In Chapter 2, I use a small open economy DSGE model to investigate how Mexico's central bank has conducted its monetary policy in the period 1995-2019. The main objective of the paper is to document the systematic changes in the Bank of Mexico's reaction function by analyzing possible shifts in the parameters of the policy rule. The central bank's policy is modeled using a Taylor rule that relates the nominal interest rate to output, inflation, and the exchange rate. I employ Bayesian computational techniques and conduct rolling-window estimations to explicitly show the transition of the policy coefficients over the sample period. Furthermore, the paper examines the macroeconomic implications of these changes through rolling-window impulse-response functions. The results suggest that the Bank of Mexico's response to inflation has been steady since 1995, while the response to output and the exchange rate has decreased and stabilized after 2002.
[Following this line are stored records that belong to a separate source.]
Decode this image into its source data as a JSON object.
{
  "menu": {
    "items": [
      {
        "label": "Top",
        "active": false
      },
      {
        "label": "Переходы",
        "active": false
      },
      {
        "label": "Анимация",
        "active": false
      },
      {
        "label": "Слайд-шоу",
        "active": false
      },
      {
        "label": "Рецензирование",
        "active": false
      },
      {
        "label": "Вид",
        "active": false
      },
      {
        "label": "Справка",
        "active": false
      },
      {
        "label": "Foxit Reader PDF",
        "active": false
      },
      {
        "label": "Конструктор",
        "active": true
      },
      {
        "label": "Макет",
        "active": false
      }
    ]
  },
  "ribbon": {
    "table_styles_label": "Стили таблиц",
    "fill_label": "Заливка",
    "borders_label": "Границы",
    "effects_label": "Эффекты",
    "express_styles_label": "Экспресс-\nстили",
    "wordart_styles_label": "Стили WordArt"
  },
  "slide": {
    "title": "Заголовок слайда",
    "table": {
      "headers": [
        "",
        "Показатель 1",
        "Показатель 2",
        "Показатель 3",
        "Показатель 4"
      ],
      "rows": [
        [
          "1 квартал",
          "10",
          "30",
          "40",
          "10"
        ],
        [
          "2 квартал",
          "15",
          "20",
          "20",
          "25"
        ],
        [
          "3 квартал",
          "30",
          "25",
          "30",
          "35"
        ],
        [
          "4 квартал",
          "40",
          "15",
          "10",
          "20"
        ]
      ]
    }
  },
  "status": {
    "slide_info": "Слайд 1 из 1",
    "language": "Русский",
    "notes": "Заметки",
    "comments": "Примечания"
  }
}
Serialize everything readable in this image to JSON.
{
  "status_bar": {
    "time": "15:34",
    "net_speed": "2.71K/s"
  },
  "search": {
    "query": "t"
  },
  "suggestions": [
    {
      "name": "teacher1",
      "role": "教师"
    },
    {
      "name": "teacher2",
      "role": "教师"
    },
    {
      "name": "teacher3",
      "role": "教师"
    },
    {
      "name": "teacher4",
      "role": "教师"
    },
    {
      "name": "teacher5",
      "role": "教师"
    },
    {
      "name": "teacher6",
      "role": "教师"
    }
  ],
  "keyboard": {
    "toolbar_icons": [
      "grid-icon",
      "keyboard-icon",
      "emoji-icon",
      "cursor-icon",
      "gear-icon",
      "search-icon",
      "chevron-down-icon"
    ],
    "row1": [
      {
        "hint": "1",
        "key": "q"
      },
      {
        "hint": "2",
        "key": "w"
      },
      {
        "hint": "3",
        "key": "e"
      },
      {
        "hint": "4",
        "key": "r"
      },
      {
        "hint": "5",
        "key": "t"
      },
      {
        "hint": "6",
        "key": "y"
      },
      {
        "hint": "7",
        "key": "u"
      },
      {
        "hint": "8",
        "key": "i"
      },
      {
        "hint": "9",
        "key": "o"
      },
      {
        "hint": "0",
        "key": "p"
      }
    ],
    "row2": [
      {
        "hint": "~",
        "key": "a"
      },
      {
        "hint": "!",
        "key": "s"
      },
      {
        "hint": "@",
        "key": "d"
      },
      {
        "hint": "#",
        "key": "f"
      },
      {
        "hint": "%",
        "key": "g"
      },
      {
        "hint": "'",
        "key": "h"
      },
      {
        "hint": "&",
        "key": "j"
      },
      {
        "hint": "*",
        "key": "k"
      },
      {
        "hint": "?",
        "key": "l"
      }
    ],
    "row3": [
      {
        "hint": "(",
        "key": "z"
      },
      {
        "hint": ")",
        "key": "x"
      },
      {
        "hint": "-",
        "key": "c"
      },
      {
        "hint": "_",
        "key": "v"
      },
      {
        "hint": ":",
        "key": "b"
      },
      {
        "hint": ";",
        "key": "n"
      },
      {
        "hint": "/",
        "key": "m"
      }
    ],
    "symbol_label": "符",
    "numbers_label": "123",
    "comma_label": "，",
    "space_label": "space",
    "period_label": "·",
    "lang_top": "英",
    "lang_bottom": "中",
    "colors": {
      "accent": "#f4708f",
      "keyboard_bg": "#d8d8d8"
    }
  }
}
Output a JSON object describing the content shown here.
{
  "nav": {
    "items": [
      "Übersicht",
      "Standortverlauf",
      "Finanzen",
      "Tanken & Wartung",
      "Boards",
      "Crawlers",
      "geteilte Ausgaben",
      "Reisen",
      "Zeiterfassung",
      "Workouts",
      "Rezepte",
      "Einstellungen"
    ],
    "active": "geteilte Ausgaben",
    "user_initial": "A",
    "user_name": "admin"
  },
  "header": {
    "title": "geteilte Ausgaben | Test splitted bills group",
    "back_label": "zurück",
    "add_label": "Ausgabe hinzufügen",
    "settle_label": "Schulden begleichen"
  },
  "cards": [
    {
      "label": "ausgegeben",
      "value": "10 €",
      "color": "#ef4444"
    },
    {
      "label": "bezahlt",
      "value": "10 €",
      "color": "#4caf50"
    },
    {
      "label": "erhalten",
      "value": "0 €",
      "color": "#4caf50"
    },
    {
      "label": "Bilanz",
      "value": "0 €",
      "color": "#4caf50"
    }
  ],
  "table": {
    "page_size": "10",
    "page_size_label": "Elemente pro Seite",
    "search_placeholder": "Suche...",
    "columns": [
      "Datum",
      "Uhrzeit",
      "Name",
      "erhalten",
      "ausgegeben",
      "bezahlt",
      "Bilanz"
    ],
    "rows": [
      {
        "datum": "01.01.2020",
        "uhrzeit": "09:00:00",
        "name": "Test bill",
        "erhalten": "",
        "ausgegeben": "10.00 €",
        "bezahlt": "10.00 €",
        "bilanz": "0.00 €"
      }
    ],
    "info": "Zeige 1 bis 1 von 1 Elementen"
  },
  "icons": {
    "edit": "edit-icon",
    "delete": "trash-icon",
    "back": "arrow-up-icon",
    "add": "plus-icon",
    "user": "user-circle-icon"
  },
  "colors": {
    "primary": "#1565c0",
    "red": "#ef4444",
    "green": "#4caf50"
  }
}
In Chapter 3, I reconsider whether monetary policy in small open economies responds to exchange rates by studying possible parameter instabilities in a DSGE model. The main focus of the paper is to revisit preceding evidence on the response to exchange rate movements by the Bank of England and determine if its reaction function has remained constant throughout the sample. To this end, I estimate a small open economy general equilibrium model using Bayesian econometric techniques over rolling windows. I find overwhelming evidence of shifts in several parameters, including those related to the policy rule. Furthermore, posterior odds tests reveal a time-varying response to exchange-rate fluctuations by the monetary authorities. The results favor the model with the nominal exchange rate embedded in the policy rule for the initial subsamples. However, the evidence steadily evolves across windows and ultimately changes to prefer the model specification with no exchange rate. The paper also documents evident variations in the model dynamics derived by the instability of parameters via rolling-window impulse response functions and variance decomposition analysis.